His book, Can a Darwinian be a Christian?, used to be listed as a recommended resource by BioLogos, although the link appears dead now. As he says, he addresses various claims of Christianity in his book. What does he say about the Resurrection?

[T]he supreme miracle of the resurrection is no law-breaking return from the dead. One can think Jesus in a trance, or more likely that he really was physically dead but that on and from the third day, a group of people, hitherto downcast, were filled with great joy and hope (96).

He goes on to say in his BioLogos essay:

What the Christian cannot do is encroach on the domain of science. That is why I offer no hope to the Creationist, because that position does clash with science. (Expectedly, I don’t have any time for those who would alter science to fit with Creationism.)

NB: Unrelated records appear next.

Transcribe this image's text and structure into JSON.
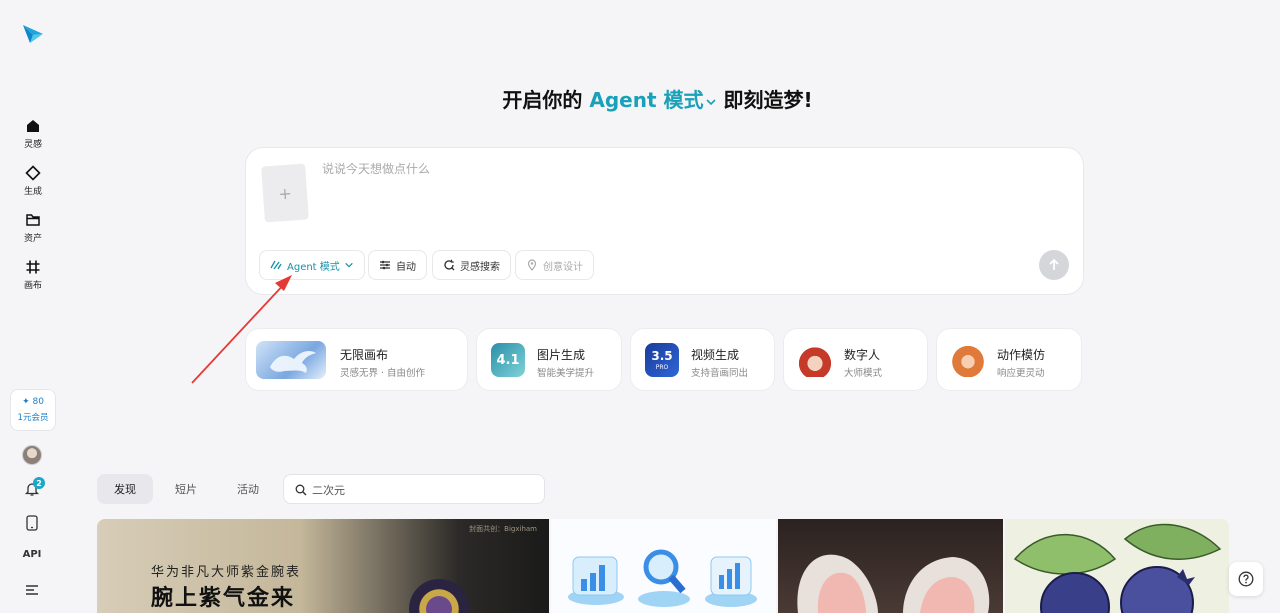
{
  "sidebar": {
    "items": [
      {
        "name": "inspiration",
        "label": "灵感",
        "icon": "home-icon"
      },
      {
        "name": "generate",
        "label": "生成",
        "icon": "diamond-icon"
      },
      {
        "name": "assets",
        "label": "资产",
        "icon": "folder-icon"
      },
      {
        "name": "canvas",
        "label": "画布",
        "icon": "hash-icon"
      }
    ],
    "credits": "80",
    "membership": "1元会员",
    "notification_count": "2",
    "api_label": "API"
  },
  "headline": {
    "prefix": "开启你的",
    "mode": "Agent 模式",
    "suffix": "即刻造梦!"
  },
  "prompt": {
    "placeholder": "说说今天想做点什么",
    "value": "",
    "upload_symbol": "+",
    "chips": {
      "agent": "Agent 模式",
      "auto": "自动",
      "search": "灵感搜索",
      "creative": "创意设计"
    }
  },
  "features": [
    {
      "title": "无限画布",
      "subtitle": "灵感无界 · 自由创作"
    },
    {
      "title": "图片生成",
      "subtitle": "智能美学提升",
      "badge": "4.1"
    },
    {
      "title": "视频生成",
      "subtitle": "支持音画同出",
      "badge": "3.5",
      "badge_sub": "PRO"
    },
    {
      "title": "数字人",
      "subtitle": "大师模式"
    },
    {
      "title": "动作模仿",
      "subtitle": "响应更灵动"
    }
  ],
  "tabs": [
    "发现",
    "短片",
    "活动"
  ],
  "search": {
    "placeholder": "二次元",
    "value": ""
  },
  "gallery": {
    "item1": {
      "credit": "封面共创：Bigxiham",
      "line1": "华为非凡大师紫金腕表",
      "line2": "腕上紫气金来"
    }
  },
  "colors": {
    "accent": "#1aa0b8",
    "link": "#1a7fc8",
    "arrow": "#e53935"
  }
}
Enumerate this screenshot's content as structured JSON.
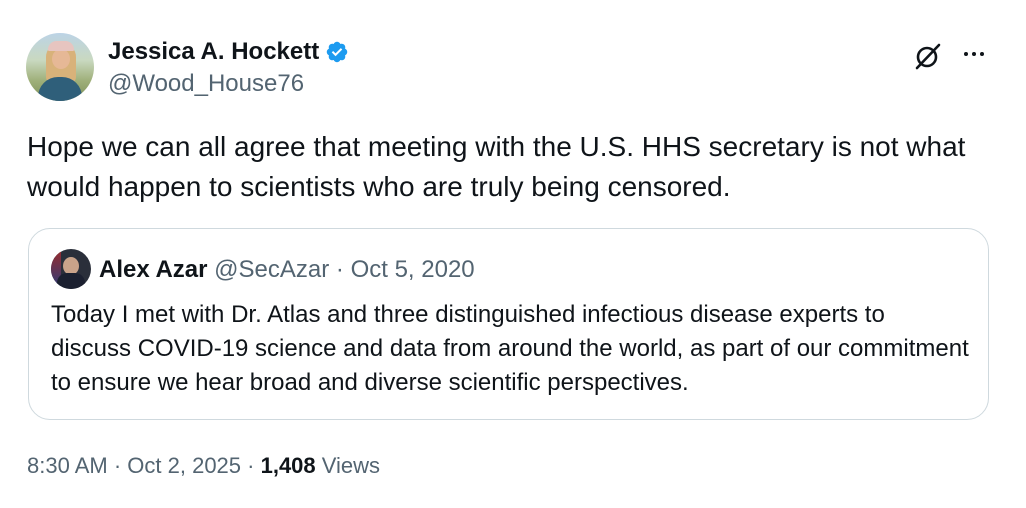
{
  "author": {
    "display_name": "Jessica A. Hockett",
    "handle": "@Wood_House76",
    "verified": true
  },
  "tweet": {
    "text": "Hope we can all agree that meeting with the U.S. HHS secretary is not what would happen to scientists who are truly being censored."
  },
  "quoted_tweet": {
    "display_name": "Alex Azar",
    "handle": "@SecAzar",
    "separator": " · ",
    "date": "Oct 5, 2020",
    "text": "Today I met with Dr. Atlas and three distinguished infectious disease experts to discuss COVID-19 science and data from around the world, as part of our commitment to ensure we hear broad and diverse scientific perspectives."
  },
  "footer": {
    "time": "8:30 AM",
    "sep1": " · ",
    "date": "Oct 2, 2025",
    "sep2": " · ",
    "views_count": "1,408",
    "views_label": " Views"
  },
  "icons": {
    "verified": "verified-badge-icon",
    "grok": "grok-icon",
    "more": "more-icon"
  },
  "colors": {
    "verified_blue": "#1d9bf0",
    "text_primary": "#0f1419",
    "text_secondary": "#536471",
    "border": "#cfd9de"
  }
}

And then he concludes with:

Am I an Accommodationist? It all depends.

If it means thinking that the Christian religion is true, then I am not. If it means thinking that religion, and Christianity in particular, is a valid way of knowing, and that as such I should not criticize it, then I am not. I think religion is a delusion and that faith is chimerical.

I really do.

However, my form of Accommodationism says that science can only go so far and that after this if religion wants to take over, science as science cannot stop it. You can use other arguments, theological and philosophical, and this I myself would do. But these are not scientific arguments. Note the caveat that my Accommodationism allows only those aspects of religion that do not encroach illicitly on science. So Creationism is ruled out. (emphasis added)

So, BioLogos believes in the Resurrection. Michael Ruse does not. In his essay, Michael Ruse writes in support of BioLogos’ chief purpose which is:

exploring and celebrating the compatibility of evolutionary creation and biblical faith.

But this compatibility comes at what cost?